While jazz set the rhythm, booze was the underground river fueling the frantic energy of the decade. It was Prohibition after all, which means the dark side of the Gatsby morality tale had its real-life counterparts in figures such as Al Capone. Capone’s bootlegging activities and philanthropy gave gangsters a glamorous patina, until prostitution and mob murders like the St. Valentine’s Day Massacre revealed the ugly underbelly of organized crime.

Salvador Dali

Art more than anything else may have most accurately reflected the distorted reality of the Age. A fan of Picasso, Salvador Dali was just beginning his rise to fame as the Roaring Twenties were waning. His love of excess, expressed through increasingly surrealist images on canvas like his most famous work, The Persistence of Memory, captured deeper truths that were the essence of the decade.

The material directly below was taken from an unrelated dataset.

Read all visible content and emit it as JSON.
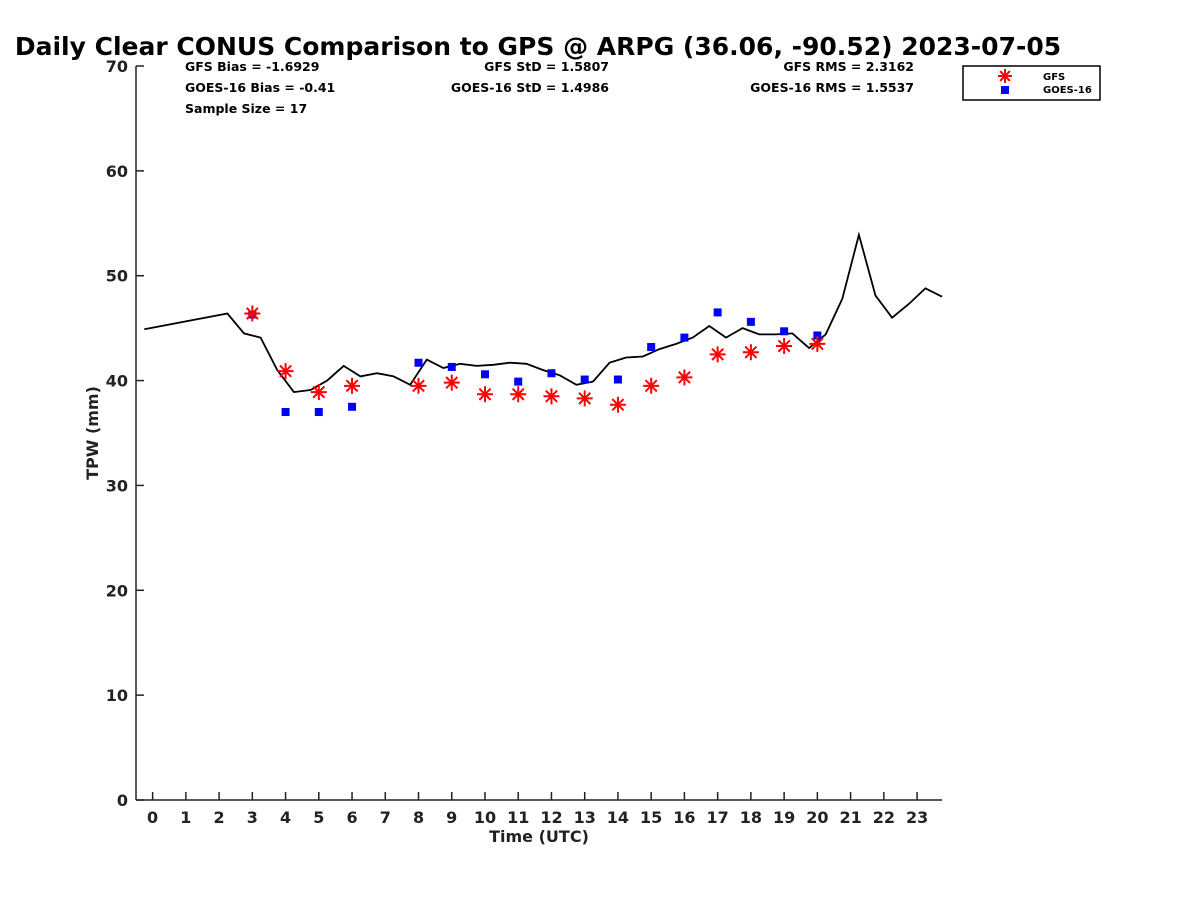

F. Scott and Zelda Fitzgerald

Perhaps because The Great Gatsby’s debut perfectly bisected the decade it pegged, no one noticed its prescience. The novel was not an initial success; its esteem only grew in hindsight, well after the author could appreciate its acclaim. Fitzgerald and his wife Zelda were creatures of the interwar years, of an era that fit eerily and neatly into the decade, and ended with a bang louder than any bomb detonated in WWI, the crash of 1929. In 1930, Zelda began struggling with schizophrenia, and Fitzgerald wrote for the rest of his life, which only lasted another 10 years. But the distant roar of that glittering time can still be heard distinctly in the pages of his great story.